The fan is mounted between bulkheads and inside the frames of a support structure located forward of the root of the tailboom and directly above the access door to the rear-baggage compartment. The fan's composite case cover is easily removable for inspection and on-site repair of the fan assembly from within the compartment entrance itself.
The Explorer is the first commercial helicopter with an all-composite, bearingless main rotor using a flexbeam and blade system. "The rotor system has been relatively trouble-free: the main issue has been getting the composite parts built. Otherwise, apart from adjustments to the stiffness of the rotor dampeners, it has been straightforward," says Sampatacos.
Much of the testing has concentrated on the flexbeam, which connects the blade to the hub. Developed originally from the Helicopter Advanced Rotor Programme (HARP), and later fine-tuned in a joint NASA/McDonnell Douglas technology effort, the Explorer's flexbeam is made from a glass fibre-reinforced-plastic composite material like the blade, and is sheathed in a carbon-fibre-composite pitchcase. Toughened resins are used in all the composite elements, while the hub and damper caps are made from aluminium. The leading edges of the blades, which have parabolically swept tips, are protected with a titanium sheath.
"One big advantage of the CAD system was that we could design the cockpit from the pilot's eye," says Sampatacos, who adds that adjustable seats "...keep the design eye in about the right position for different heights". A compact integrated instrument-display system (IIDS) is designed to keep the cockpit uncluttered and give an exceptionally large forward view.

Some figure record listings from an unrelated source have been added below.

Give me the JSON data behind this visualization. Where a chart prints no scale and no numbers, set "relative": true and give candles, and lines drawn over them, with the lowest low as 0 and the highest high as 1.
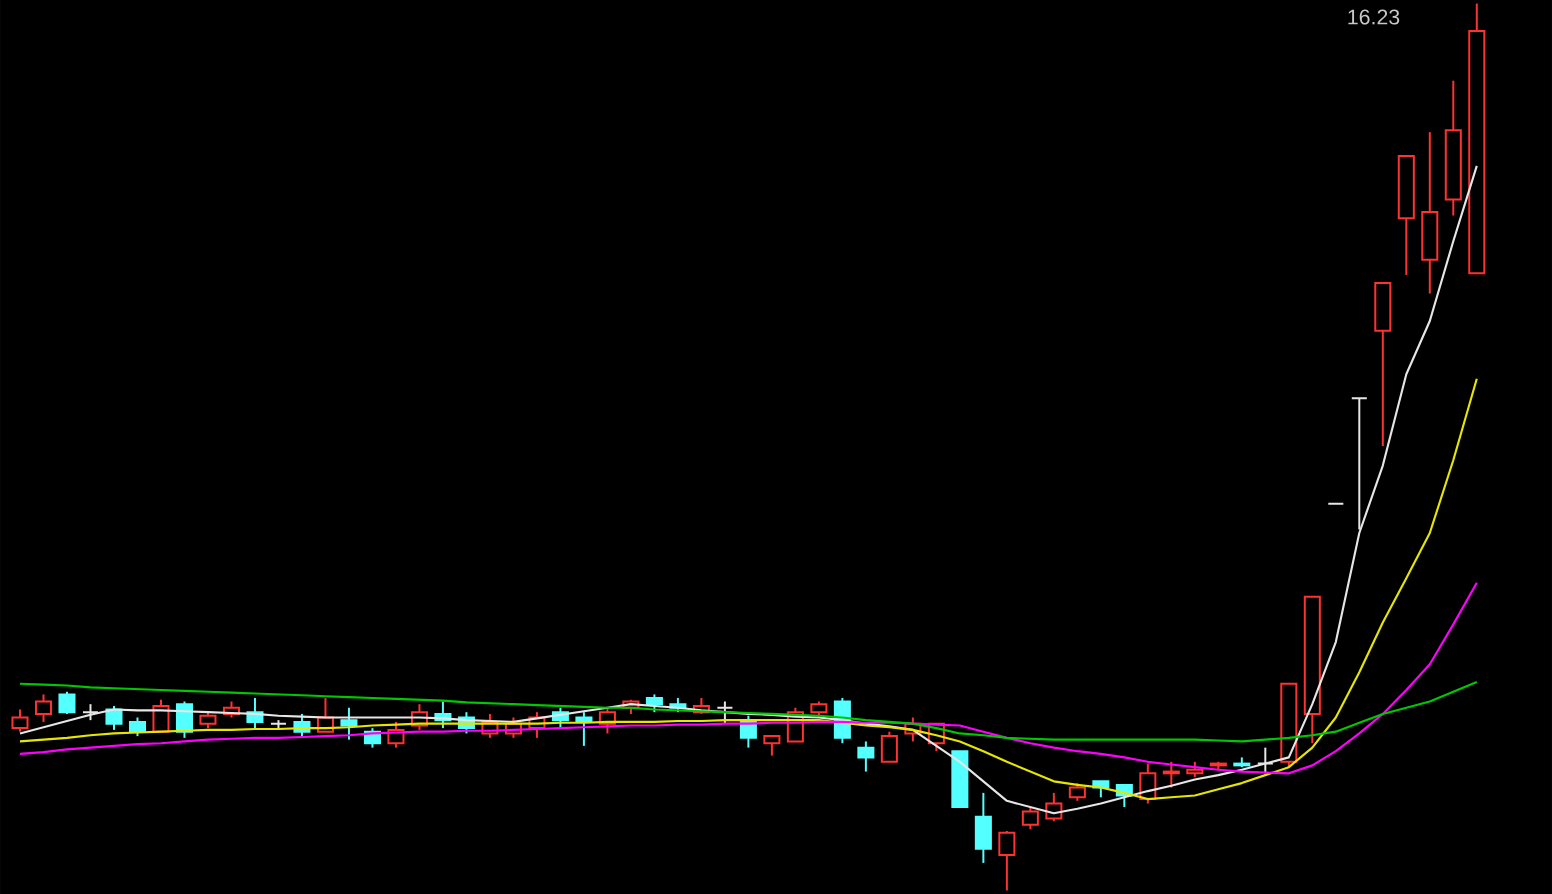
{
  "chart_data": {
    "type": "candlestick",
    "relative": true,
    "annotations": [
      "16.23"
    ],
    "categories": [
      null,
      null,
      null,
      null,
      null,
      null,
      null,
      null,
      null,
      null,
      null,
      null,
      null,
      null,
      null,
      null,
      null,
      null,
      null,
      null,
      null,
      null,
      null,
      null,
      null,
      null,
      null,
      null,
      null,
      null,
      null,
      null,
      null,
      null,
      null,
      null,
      null,
      null,
      null,
      null,
      null,
      null,
      null,
      null,
      null,
      null,
      null,
      null,
      null,
      null,
      null,
      null,
      null,
      null,
      null,
      null,
      null,
      null,
      null,
      null,
      null,
      null,
      null
    ],
    "ohlc": [
      [
        0.183,
        0.204,
        0.179,
        0.195
      ],
      [
        0.199,
        0.221,
        0.19,
        0.213
      ],
      [
        0.221,
        0.224,
        0.199,
        0.201
      ],
      [
        0.201,
        0.21,
        0.192,
        0.201
      ],
      [
        0.204,
        0.208,
        0.181,
        0.188
      ],
      [
        0.19,
        0.195,
        0.174,
        0.179
      ],
      [
        0.179,
        0.215,
        0.179,
        0.208
      ],
      [
        0.21,
        0.213,
        0.172,
        0.179
      ],
      [
        0.188,
        0.201,
        0.183,
        0.197
      ],
      [
        0.199,
        0.213,
        0.195,
        0.206
      ],
      [
        0.201,
        0.217,
        0.181,
        0.19
      ],
      [
        0.188,
        0.192,
        0.183,
        0.188
      ],
      [
        0.19,
        0.199,
        0.172,
        0.179
      ],
      [
        0.179,
        0.217,
        0.179,
        0.195
      ],
      [
        0.192,
        0.206,
        0.17,
        0.186
      ],
      [
        0.179,
        0.183,
        0.161,
        0.166
      ],
      [
        0.166,
        0.19,
        0.161,
        0.181
      ],
      [
        0.186,
        0.21,
        0.181,
        0.201
      ],
      [
        0.199,
        0.213,
        0.183,
        0.192
      ],
      [
        0.195,
        0.201,
        0.177,
        0.183
      ],
      [
        0.177,
        0.199,
        0.172,
        0.19
      ],
      [
        0.177,
        0.195,
        0.172,
        0.188
      ],
      [
        0.183,
        0.201,
        0.172,
        0.195
      ],
      [
        0.201,
        0.206,
        0.183,
        0.192
      ],
      [
        0.195,
        0.201,
        0.163,
        0.19
      ],
      [
        0.188,
        0.206,
        0.177,
        0.201
      ],
      [
        0.206,
        0.215,
        0.199,
        0.213
      ],
      [
        0.217,
        0.221,
        0.201,
        0.21
      ],
      [
        0.21,
        0.217,
        0.201,
        0.206
      ],
      [
        0.201,
        0.217,
        0.199,
        0.208
      ],
      [
        0.206,
        0.213,
        0.188,
        0.206
      ],
      [
        0.192,
        0.197,
        0.161,
        0.172
      ],
      [
        0.166,
        0.174,
        0.152,
        0.174
      ],
      [
        0.168,
        0.206,
        0.168,
        0.201
      ],
      [
        0.201,
        0.213,
        0.195,
        0.21
      ],
      [
        0.213,
        0.217,
        0.166,
        0.172
      ],
      [
        0.161,
        0.168,
        0.134,
        0.15
      ],
      [
        0.145,
        0.179,
        0.145,
        0.174
      ],
      [
        0.177,
        0.195,
        0.168,
        0.188
      ],
      [
        0.166,
        0.188,
        0.157,
        0.188
      ],
      [
        0.157,
        0.157,
        0.094,
        0.094
      ],
      [
        0.083,
        0.11,
        0.031,
        0.047
      ],
      [
        0.04,
        0.067,
        0.0,
        0.065
      ],
      [
        0.074,
        0.094,
        0.069,
        0.089
      ],
      [
        0.081,
        0.11,
        0.078,
        0.098
      ],
      [
        0.105,
        0.121,
        0.101,
        0.116
      ],
      [
        0.123,
        0.123,
        0.105,
        0.116
      ],
      [
        0.119,
        0.119,
        0.094,
        0.107
      ],
      [
        0.103,
        0.143,
        0.098,
        0.132
      ],
      [
        0.132,
        0.145,
        0.116,
        0.134
      ],
      [
        0.132,
        0.145,
        0.128,
        0.136
      ],
      [
        0.141,
        0.145,
        0.136,
        0.143
      ],
      [
        0.143,
        0.15,
        0.139,
        0.141
      ],
      [
        0.143,
        0.161,
        0.132,
        0.143
      ],
      [
        0.145,
        0.233,
        0.139,
        0.233
      ],
      [
        0.199,
        0.331,
        0.166,
        0.331
      ],
      [
        0.436,
        0.436,
        0.436,
        0.436
      ],
      [
        0.555,
        0.555,
        0.407,
        0.555
      ],
      [
        0.631,
        0.685,
        0.501,
        0.685
      ],
      [
        0.758,
        0.828,
        0.694,
        0.828
      ],
      [
        0.711,
        0.855,
        0.673,
        0.765
      ],
      [
        0.779,
        0.913,
        0.761,
        0.857
      ],
      [
        0.696,
        1.0,
        0.696,
        0.969
      ]
    ],
    "colors": [
      "#ff3232",
      "#ff3232",
      "#54ffff",
      "#e6e6e6",
      "#54ffff",
      "#54ffff",
      "#ff3232",
      "#54ffff",
      "#ff3232",
      "#ff3232",
      "#54ffff",
      "#e6e6e6",
      "#54ffff",
      "#ff3232",
      "#54ffff",
      "#54ffff",
      "#ff3232",
      "#ff3232",
      "#54ffff",
      "#54ffff",
      "#ff3232",
      "#ff3232",
      "#ff3232",
      "#54ffff",
      "#54ffff",
      "#ff3232",
      "#ff3232",
      "#54ffff",
      "#54ffff",
      "#ff3232",
      "#e6e6e6",
      "#54ffff",
      "#ff3232",
      "#ff3232",
      "#ff3232",
      "#54ffff",
      "#54ffff",
      "#ff3232",
      "#ff3232",
      "#ff3232",
      "#54ffff",
      "#54ffff",
      "#ff3232",
      "#ff3232",
      "#ff3232",
      "#ff3232",
      "#54ffff",
      "#54ffff",
      "#ff3232",
      "#ff3232",
      "#ff3232",
      "#ff3232",
      "#54ffff",
      "#e6e6e6",
      "#ff3232",
      "#ff3232",
      "#e6e6e6",
      "#e6e6e6",
      "#ff3232",
      "#ff3232",
      "#ff3232",
      "#ff3232",
      "#ff3232"
    ],
    "series": [
      {
        "type": "line",
        "color": "#e6e6e6",
        "values": [
          0.177,
          0.184,
          0.191,
          0.198,
          0.204,
          0.203,
          0.203,
          0.202,
          0.201,
          0.2,
          0.199,
          0.197,
          0.196,
          0.195,
          0.195,
          0.195,
          0.195,
          0.195,
          0.194,
          0.192,
          0.191,
          0.19,
          0.194,
          0.198,
          0.202,
          0.206,
          0.21,
          0.208,
          0.206,
          0.203,
          0.201,
          0.199,
          0.198,
          0.196,
          0.195,
          0.192,
          0.188,
          0.185,
          0.181,
          0.163,
          0.145,
          0.123,
          0.101,
          0.094,
          0.087,
          0.092,
          0.098,
          0.105,
          0.112,
          0.118,
          0.125,
          0.13,
          0.136,
          0.143,
          0.15,
          0.21,
          0.28,
          0.403,
          0.479,
          0.582,
          0.642,
          0.732,
          0.817
        ]
      },
      {
        "type": "line",
        "color": "#e6e600",
        "values": [
          0.168,
          0.17,
          0.172,
          0.175,
          0.177,
          0.178,
          0.179,
          0.18,
          0.181,
          0.181,
          0.182,
          0.182,
          0.183,
          0.183,
          0.184,
          0.186,
          0.187,
          0.188,
          0.188,
          0.188,
          0.188,
          0.188,
          0.188,
          0.189,
          0.189,
          0.19,
          0.19,
          0.19,
          0.191,
          0.191,
          0.192,
          0.192,
          0.192,
          0.192,
          0.192,
          0.189,
          0.186,
          0.184,
          0.181,
          0.175,
          0.168,
          0.157,
          0.145,
          0.134,
          0.123,
          0.119,
          0.116,
          0.11,
          0.103,
          0.105,
          0.107,
          0.114,
          0.121,
          0.13,
          0.139,
          0.161,
          0.195,
          0.246,
          0.302,
          0.352,
          0.403,
          0.485,
          0.577
        ]
      },
      {
        "type": "line",
        "color": "#ff00ff",
        "values": [
          0.154,
          0.156,
          0.159,
          0.161,
          0.163,
          0.165,
          0.166,
          0.168,
          0.17,
          0.171,
          0.172,
          0.172,
          0.173,
          0.174,
          0.175,
          0.177,
          0.178,
          0.179,
          0.179,
          0.18,
          0.18,
          0.181,
          0.182,
          0.183,
          0.184,
          0.185,
          0.186,
          0.186,
          0.187,
          0.187,
          0.188,
          0.188,
          0.189,
          0.189,
          0.19,
          0.19,
          0.189,
          0.189,
          0.188,
          0.187,
          0.186,
          0.179,
          0.172,
          0.166,
          0.161,
          0.157,
          0.154,
          0.15,
          0.145,
          0.142,
          0.139,
          0.136,
          0.134,
          0.133,
          0.132,
          0.141,
          0.157,
          0.177,
          0.199,
          0.226,
          0.255,
          0.3,
          0.347
        ]
      },
      {
        "type": "line",
        "color": "#00c800",
        "values": [
          0.233,
          0.232,
          0.231,
          0.229,
          0.228,
          0.227,
          0.226,
          0.225,
          0.224,
          0.223,
          0.222,
          0.221,
          0.22,
          0.219,
          0.218,
          0.217,
          0.216,
          0.215,
          0.214,
          0.212,
          0.211,
          0.21,
          0.209,
          0.208,
          0.207,
          0.206,
          0.206,
          0.204,
          0.203,
          0.202,
          0.201,
          0.2,
          0.199,
          0.198,
          0.197,
          0.195,
          0.192,
          0.19,
          0.188,
          0.183,
          0.177,
          0.175,
          0.172,
          0.171,
          0.17,
          0.17,
          0.17,
          0.17,
          0.17,
          0.17,
          0.17,
          0.169,
          0.168,
          0.17,
          0.172,
          0.175,
          0.179,
          0.189,
          0.199,
          0.206,
          0.213,
          0.224,
          0.235
        ]
      }
    ]
  }
}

The AlliedSignal-designed IIDS is composed of twin liquid-crystal displays. These show a wide range of data, ranging from health-monitoring and maintenance advisories to cargo-hook displays and rotor-track and balance solutions. The left-hand display shows a pictogram of the engines and fuel status. "There was so much available with the IIDS that we persuaded the Federal Aviation Administration that we didn't need a master caution and warning panel, which is a bit of a bonus," Sampatacos adds.
Power management of the two P&WC 206A (or Turbomeca Arrius 2C turboshafts as an option from aircraft No.129) is achieved with simple cockpit controls and a full-authority digital engine-control (FADEC) system. Each engine is controlled by a switch with four positions: off, idle, fly and train. Idle runs at 60-65% RPM, fly at 100% and train (for training) at 90-92%.
Following Blue Team recommendations, a back-up mechanical throttle was located on the collective in case of a FADEC failure. By selecting the centre detent on the twist grip, the pilot takes over control of the engine from the FADEC by controlling fuel flow. A red button mounted on the lever can be pressed to re-activate the FADEC.
Crew training has begun in earnest for the operators of the first 20 Explorers expected to be delivered in 1995. Some 36 are due to be handed over in 1996 and 48 in 1997, after which the same rate will be maintained.